Durante a audiência de instrução e julgamento, realizada das 9h00 até cerca de 19h30, mais de dez testemunhas foram ouvidas, além do próprio réu. Pedro Turra responde por homicídio doloso qualificado por motivo fútil, acusação apresentada pelo Ministério Público após a morte de Rodrigo, que ficou internado por 16 dias com traumatismo craniano severo. A Justiça do Distrito Federal ainda decidirá se o caso seguirá para julgamento no Tribunal do Júri.
Caso que chocou Brasília
Segundo as investigações, Rodrigo Castanheira foi agredido por Pedro Turra na saída de uma festa em Vicente Pires, no dia 23 de janeiro. A versão inicial de uma discussão banal acabou dando lugar à suspeita de uma ação violenta considerada premeditada pela acusação. O ex-piloto chegou a ser preso em flagrante, foi liberado mediante pagamento de fiança, mas posteriormente teve a prisão preventiva decretada diante da gravidade do caso e de suspeitas de tentativa de interferência nas investigações.
A família do adolescente acompanha cada etapa do processo cobrando justiça e responsabilização criminal.

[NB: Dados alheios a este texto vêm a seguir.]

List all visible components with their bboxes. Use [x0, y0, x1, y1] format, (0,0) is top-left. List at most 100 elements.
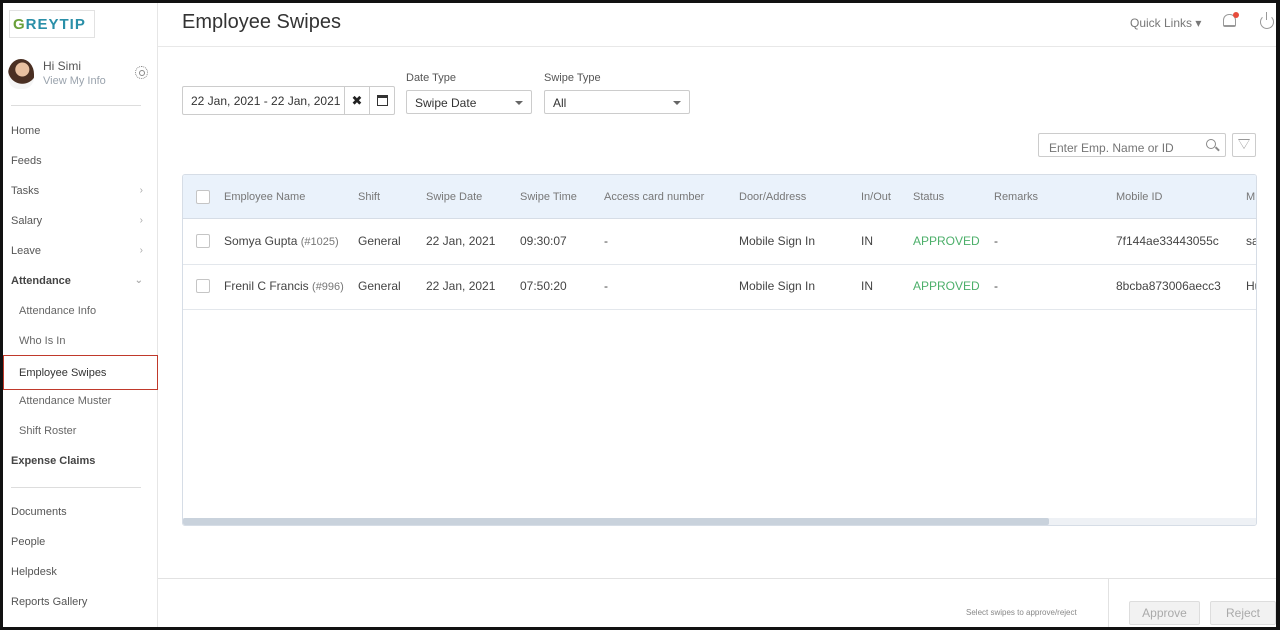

O caso também provocou grande repercussão nas redes sociais e reacendeu debates sobre violência entre jovens, impunidade e crimes cometidos por pessoas ligadas ao automobilismo esportivo. Preso desde fevereiro, Pedro Turra segue detido enquanto a Justiça avalia os próximos passos do processo, incluindo a possibilidade de julgamento por júri popular.